Another study, published in ACS Applied Materials & Interfaces, looked at the development of better packed, more stable self-assembled monolayers to improve the signaling and extend the operational life of in vivo EAB sensors from hours to days.5 There are clear advantages for both patients and physicians to achieving continuous biomarker monitoring over a longer time period than the single blood test, which can only ever provide a snapshot. Many molecules in the body fluctuate naturally over the course of the day, or can be affected by exercise, sleep, or certain foods. Non-invasive sensors are a definite win, but their use will require real-time processing and visualization of the data collected.

In support of the need for such systems to rapidly process large data volumes, some teams are working on open-source, customizable programs.

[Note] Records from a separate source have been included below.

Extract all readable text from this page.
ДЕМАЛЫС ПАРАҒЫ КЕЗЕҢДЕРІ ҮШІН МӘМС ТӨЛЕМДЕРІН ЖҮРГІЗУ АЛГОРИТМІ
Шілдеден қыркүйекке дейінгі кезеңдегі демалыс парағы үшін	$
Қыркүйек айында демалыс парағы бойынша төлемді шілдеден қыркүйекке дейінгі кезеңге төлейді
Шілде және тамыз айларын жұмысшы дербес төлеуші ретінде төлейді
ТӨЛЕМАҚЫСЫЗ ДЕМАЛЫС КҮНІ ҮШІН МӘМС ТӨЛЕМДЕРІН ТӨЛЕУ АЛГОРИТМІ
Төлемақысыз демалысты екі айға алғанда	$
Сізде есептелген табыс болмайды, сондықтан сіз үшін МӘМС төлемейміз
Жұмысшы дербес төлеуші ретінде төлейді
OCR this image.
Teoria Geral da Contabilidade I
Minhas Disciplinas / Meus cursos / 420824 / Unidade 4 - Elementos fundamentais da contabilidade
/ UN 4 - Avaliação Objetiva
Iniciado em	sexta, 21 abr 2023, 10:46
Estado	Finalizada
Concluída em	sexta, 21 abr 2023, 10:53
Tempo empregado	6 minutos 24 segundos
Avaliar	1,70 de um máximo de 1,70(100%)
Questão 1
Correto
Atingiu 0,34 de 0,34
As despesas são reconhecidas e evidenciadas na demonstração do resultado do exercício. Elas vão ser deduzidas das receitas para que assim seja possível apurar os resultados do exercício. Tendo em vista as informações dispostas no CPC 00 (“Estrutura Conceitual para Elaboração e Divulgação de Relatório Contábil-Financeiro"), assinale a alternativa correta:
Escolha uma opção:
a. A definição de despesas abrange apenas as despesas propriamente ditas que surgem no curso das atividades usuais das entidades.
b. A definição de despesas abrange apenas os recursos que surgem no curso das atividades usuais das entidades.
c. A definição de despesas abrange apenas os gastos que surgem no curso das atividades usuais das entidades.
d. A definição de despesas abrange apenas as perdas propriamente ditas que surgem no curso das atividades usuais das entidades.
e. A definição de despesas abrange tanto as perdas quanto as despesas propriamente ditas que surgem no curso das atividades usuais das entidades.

An example of this, named "Software for the Analysis and Continuous Monitoring of Electrochemical Systems" (SACMES), was shared a few years ago in Analytical Chemistry.6 SACMES also includes a graphical interface which means the user can easily change analysis parameters in real-time.

These new findings represent a promising alternative to invasive techniques, with potential for improved point-of-care clinical diagnosis and at-home measurements. Being able to monitor drugs, metabolites, hormones, and other biomarkers in situ in the body using non-invasive sensors would greatly advance both clinical practice and biomedical research.


  1. Clinical Standardization Programs. Centers for Disease Control and Prevention, 2023.
  2. Blood tests. National Heart, Lung, and Blood Institute, NIH, 2022.
  3. Nguyen, M.- D. et al. Electrochemical Aptamer-Based Biosensors for Measurements in Undiluted Human Saliva. ACS Sens. 2023, 8, 12, 4625–4635.
  4. Leung, K. K. et al. Elucidating the Mechanisms Underlying the Signal Drift of Electrochemical Aptamer-Based Sensors in Whole Blood. ACS Sens. 2021, 6, 9, 3340–3347.
  5. Shaver. A. et al. Alkanethiol Monolayer End Groups Affect the Long-Term Operational Stability and Signaling of Electrochemical, Aptamer-Based Sensors in Biological Fluids. ACS Appl. Mater. Interfaces 2020, 12, 9, 11214–11223.
  6. Curtis, S. D. et al. Open Source Software for the Real-Time Control, Processing, and Visualization of High-Volume Electrochemical Data. Anal. Chem. 2019, 91, 19, 12321–12328.